Building A Local Food Movement: Key Lessons from AgLanta Conference 2019
Spring is an interesting time for outdoor farmers. Whether it’s the melting of snow in the North, or the onset of warm season crops in the South, it’s a time of great transition. Whether this shift makes you dream or dread is as dependent on your location as your mindset.
What doesn’t seem to change by location is the openness and vulnerability that farmers share, even with new friends. We’ve heard it a million times now, “farming is difficult, but rewarding” and for the most part I think we all believe it. Maybe it’s this risk and reward that breaks down walls and opens minds.
This week I had the honor of joining 300 vulnerable and open-minded farmers and farm services folks at AgLanta 2019 for two days of exploration and storytelling. It was clear from the beginning that it was a fun group as our tour of Atlanta happened on a stormy and rainy Sunday and everyone was happy to be cold and wet while we kicked through puddles on some of Atlanta’s signature urban farms.
I’ve attended quite a few farming conferences and they tend to skew in two directions: the first is the academic conference where valuable technical information and best practices are the focus and the second is the feel-good conference where farmers are encouraged to interact with each other and share experiences.
What is so unique about the AgLanta conference, is that AgTech X, Agritecture, and the City of Atlanta Office of Resilience have crafted an event that accomplishes both community building and valuable education. This balance fostered more synergy and creativity than I’ve experienced at other conferences.
What Atlanta has accomplished in developing their local food system is impressive. This city, not particularly known for its food culture, has cultivated a significant amount of urban agriculture through public and private partnerships that support a wide ranging and quality food scene. I was fortunate enough to have a healthy dosage of excellent farm-to-table experiences on the trip this year.

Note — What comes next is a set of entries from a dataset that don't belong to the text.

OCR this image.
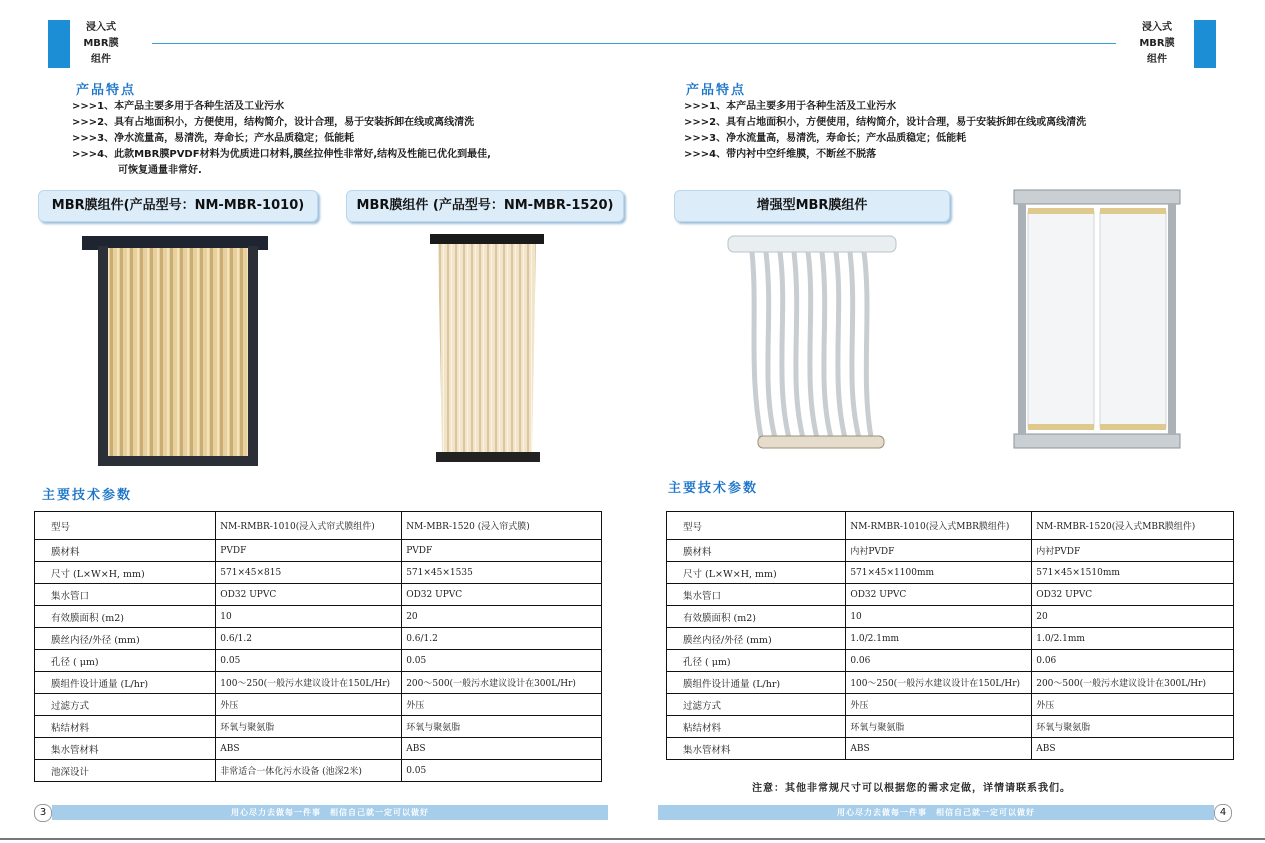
浸入式
MBR膜
组件
浸入式
MBR膜
组件
产品特点
>>>1、本产品主要多用于各种生活及工业污水
>>>2、具有占地面积小，方便使用，结构简介，设计合理，易于安装拆卸在线或离线清洗
>>>3、净水流量高，易清洗，寿命长；产水品质稳定；低能耗
>>>4、此款MBR膜PVDF材料为优质进口材料,膜丝拉伸性非常好,结构及性能已优化到最佳,
可恢复通量非常好.
产品特点
>>>1、本产品主要多用于各种生活及工业污水
>>>2、具有占地面积小，方便使用，结构简介，设计合理，易于安装拆卸在线或离线清洗
>>>3、净水流量高，易清洗，寿命长；产水品质稳定；低能耗
>>>4、带内衬中空纤维膜，不断丝不脱落
MBR膜组件(产品型号：NM-MBR-1010)	MBR膜组件 (产品型号：NM-MBR-1520)	增强型MBR膜组件
主要技术参数	主要技术参数
型号	NM-RMBR-1010(浸入式帘式膜组件)	NM-MBR-1520 (浸入帘式膜)
膜材料	PVDF	PVDF
尺寸 (L×W×H, mm)	571×45×815	571×45×1535
集水管口	OD32 UPVC	OD32 UPVC
有效膜面积 (m2)	10	20
膜丝内径/外径 (mm)	0.6/1.2	0.6/1.2
孔径 ( μm)	0.05	0.05
膜组件设计通量 (L/hr)	100～250(一般污水建议设计在150L/Hr)	200～500(一般污水建议设计在300L/Hr)
过滤方式	外压	外压
粘结材料	环氧与聚氨脂	环氧与聚氨脂
集水管材料	ABS	ABS
池深设计	非常适合一体化污水设备 (池深2米)	0.05
型号	NM-RMBR-1010(浸入式MBR膜组件)	NM-RMBR-1520(浸入式MBR膜组件)
膜材料	内衬PVDF	内衬PVDF
尺寸 (L×W×H, mm)	571×45×1100mm	571×45×1510mm
集水管口	OD32 UPVC	OD32 UPVC
有效膜面积 (m2)	10	20
膜丝内径/外径 (mm)	1.0/2.1mm	1.0/2.1mm
孔径 ( μm)	0.06	0.06
膜组件设计通量 (L/hr)	100～250(一般污水建议设计在150L/Hr)	200～500(一般污水建议设计在300L/Hr)
过滤方式	外压	外压
粘结材料	环氧与聚氨脂	环氧与聚氨脂
集水管材料	ABS	ABS
注意：其他非常规尺寸可以根据您的需求定做，详情请联系我们。
3	用心尽力去做每一件事　相信自己就一定可以做好	用心尽力去做每一件事　相信自己就一定可以做好	4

As with many conferences, some of the most valuable time was spent after hours in dimly lit restaurants sharing war stories and pipe dreams. In this age of agricultural start-ups and technology, it’s so easy to miss out on human connection. While the time I spent presenting, networking and listening during conference hours was valuable, it feels like more was accomplished for this movement in the breaking of bread.
Jeffrey Landau of Agritecture may have said it best when, at dinner after the conference had ended, he recalled that AgLanta was born over cocktails and a farm to table meal and was best celebrated that way each year. I couldn’t agree more.